Examples include loss of:
Job‑based coverage (including COBRA expiration)
Marketplace coverage
Coverage through a parent’s plan (turning 26)
Medicaid, CHIP, Medicare Part A, or Medicare Advantage
Coverage must be involuntarily lost.
Voluntary cancellation or termination for non‑payment of premiums does not qualify for an SEP.
3. Changes in Residence (Moving)
You may qualify if you move to:
A new ZIP code or county
The U.S. from a foreign country or U.S. territory
A place you attend school or work seasonally
A shelter or other transitional housing
Prior coverage requirement applies:
You generally must have had qualifying health coverage for at least one day during the 60 days before your move.
Exceptions (no prior coverage required):
Moving from a foreign country or U.S. territory
Tribal members or ANCSA shareholders
Moving from an area with no available Marketplace plans
Moving for vacation or medical treatment does not qualify.
4. Changes in Eligibility for Coverage or Assistance
You may qualify for an SEP if:
A change in income or household makes you newly eligible or ineligible for Medicaid, CHIP, or Marketplace savings
You gain or lose eligibility for employer‑provided coverage
You become newly eligible for a QSEHRA or ICHRA that affects Marketplace eligibility.
Income changes alone do not always trigger an SEP unless they affect eligibility for coverage or financial assistance.
5. Other Qualifying Life Events
These events also qualify for a Special Enrollment Period:
Gaining U.S. citizenship or lawful presence
Release from incarceration
Becoming a member of a federally recognized Tribe or ANCSA shareholder (can enroll any time)

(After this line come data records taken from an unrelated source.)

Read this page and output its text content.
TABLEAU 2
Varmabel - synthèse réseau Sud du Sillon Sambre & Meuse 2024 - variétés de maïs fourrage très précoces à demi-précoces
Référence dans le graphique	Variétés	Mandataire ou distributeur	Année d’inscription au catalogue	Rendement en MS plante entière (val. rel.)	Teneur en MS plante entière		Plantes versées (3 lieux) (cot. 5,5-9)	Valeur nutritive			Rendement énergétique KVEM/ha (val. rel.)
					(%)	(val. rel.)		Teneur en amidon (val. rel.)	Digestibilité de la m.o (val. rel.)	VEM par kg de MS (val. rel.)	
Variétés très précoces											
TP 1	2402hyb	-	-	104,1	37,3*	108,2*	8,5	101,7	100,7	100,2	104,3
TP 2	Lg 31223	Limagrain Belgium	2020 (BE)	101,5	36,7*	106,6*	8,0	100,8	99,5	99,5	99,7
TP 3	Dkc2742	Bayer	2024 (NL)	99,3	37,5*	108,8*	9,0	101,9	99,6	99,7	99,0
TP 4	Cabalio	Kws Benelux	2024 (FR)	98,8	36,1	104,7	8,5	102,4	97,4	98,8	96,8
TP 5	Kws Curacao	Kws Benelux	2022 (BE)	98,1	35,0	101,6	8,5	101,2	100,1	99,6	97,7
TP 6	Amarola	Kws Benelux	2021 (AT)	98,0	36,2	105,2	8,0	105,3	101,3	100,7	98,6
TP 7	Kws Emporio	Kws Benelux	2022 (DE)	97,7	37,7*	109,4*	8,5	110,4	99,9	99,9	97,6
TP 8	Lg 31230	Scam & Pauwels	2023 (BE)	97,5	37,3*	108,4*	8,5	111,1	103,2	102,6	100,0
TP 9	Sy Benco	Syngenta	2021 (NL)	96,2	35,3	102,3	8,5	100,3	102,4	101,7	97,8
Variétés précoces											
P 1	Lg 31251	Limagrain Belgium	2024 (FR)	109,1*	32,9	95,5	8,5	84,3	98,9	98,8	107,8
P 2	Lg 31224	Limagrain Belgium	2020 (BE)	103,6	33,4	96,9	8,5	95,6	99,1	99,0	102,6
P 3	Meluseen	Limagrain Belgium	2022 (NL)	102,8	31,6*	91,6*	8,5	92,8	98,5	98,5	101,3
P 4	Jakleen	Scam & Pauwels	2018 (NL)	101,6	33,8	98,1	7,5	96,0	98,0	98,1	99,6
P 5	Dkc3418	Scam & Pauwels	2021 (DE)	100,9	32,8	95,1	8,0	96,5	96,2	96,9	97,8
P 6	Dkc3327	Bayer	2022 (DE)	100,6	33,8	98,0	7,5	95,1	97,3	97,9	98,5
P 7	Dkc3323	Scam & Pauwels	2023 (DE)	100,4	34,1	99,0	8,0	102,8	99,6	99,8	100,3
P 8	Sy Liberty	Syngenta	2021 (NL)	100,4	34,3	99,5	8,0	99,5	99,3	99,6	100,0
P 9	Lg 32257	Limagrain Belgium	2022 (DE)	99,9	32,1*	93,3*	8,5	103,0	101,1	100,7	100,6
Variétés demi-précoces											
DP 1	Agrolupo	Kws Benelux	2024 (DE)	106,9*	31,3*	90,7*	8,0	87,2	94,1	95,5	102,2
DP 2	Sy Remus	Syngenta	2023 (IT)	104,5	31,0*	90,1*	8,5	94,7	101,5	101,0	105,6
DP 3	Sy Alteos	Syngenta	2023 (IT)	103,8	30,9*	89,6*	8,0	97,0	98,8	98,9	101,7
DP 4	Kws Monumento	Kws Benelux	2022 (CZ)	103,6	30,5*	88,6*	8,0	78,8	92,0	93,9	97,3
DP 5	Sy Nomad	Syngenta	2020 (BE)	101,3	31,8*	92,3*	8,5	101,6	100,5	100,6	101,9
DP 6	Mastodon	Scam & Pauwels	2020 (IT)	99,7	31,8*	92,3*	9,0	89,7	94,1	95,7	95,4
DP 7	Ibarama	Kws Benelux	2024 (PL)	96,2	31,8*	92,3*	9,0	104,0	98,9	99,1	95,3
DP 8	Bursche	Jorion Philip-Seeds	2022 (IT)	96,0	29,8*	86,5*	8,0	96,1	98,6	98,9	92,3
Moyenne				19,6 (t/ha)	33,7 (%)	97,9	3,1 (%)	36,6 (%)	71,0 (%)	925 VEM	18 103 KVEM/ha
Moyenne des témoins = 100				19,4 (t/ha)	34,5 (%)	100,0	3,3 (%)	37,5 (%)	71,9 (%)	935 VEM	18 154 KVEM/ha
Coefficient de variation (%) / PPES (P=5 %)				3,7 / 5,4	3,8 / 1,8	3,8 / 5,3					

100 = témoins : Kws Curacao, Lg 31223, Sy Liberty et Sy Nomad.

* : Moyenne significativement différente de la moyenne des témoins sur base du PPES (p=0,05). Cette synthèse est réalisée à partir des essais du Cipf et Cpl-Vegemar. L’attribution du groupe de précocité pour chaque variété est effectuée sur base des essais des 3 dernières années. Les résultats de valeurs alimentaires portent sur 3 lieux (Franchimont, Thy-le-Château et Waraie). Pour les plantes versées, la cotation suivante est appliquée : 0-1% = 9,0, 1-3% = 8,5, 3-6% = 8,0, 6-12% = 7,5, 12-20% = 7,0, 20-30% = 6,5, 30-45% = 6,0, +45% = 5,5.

Loss of Medicaid or CHIP eligibility due to renewal redetermination
Situations That Do Not Qualify as a QLE
You generally do not qualify for an SEP if:
You did not enroll during Open Enrollment and simply want coverage
You voluntarily dropped coverage
You lost coverage due to non‑payment of premiums
You moved but did not have qualifying coverage beforehand (and no exception applies)
You experienced a change that did not affect coverage eligibility
In these cases, you usually must wait until the next Open Enrollment Period.
Documentation and Verification
Most often required documents to confirm your life event:
Marriage / Birth certificate
Proof of prior coverage
Lease or utility bill for a move
Termination letter from an employer
You generally must submit documents within 30 days after selecting a plan, and coverage cannot be used until verification is complete.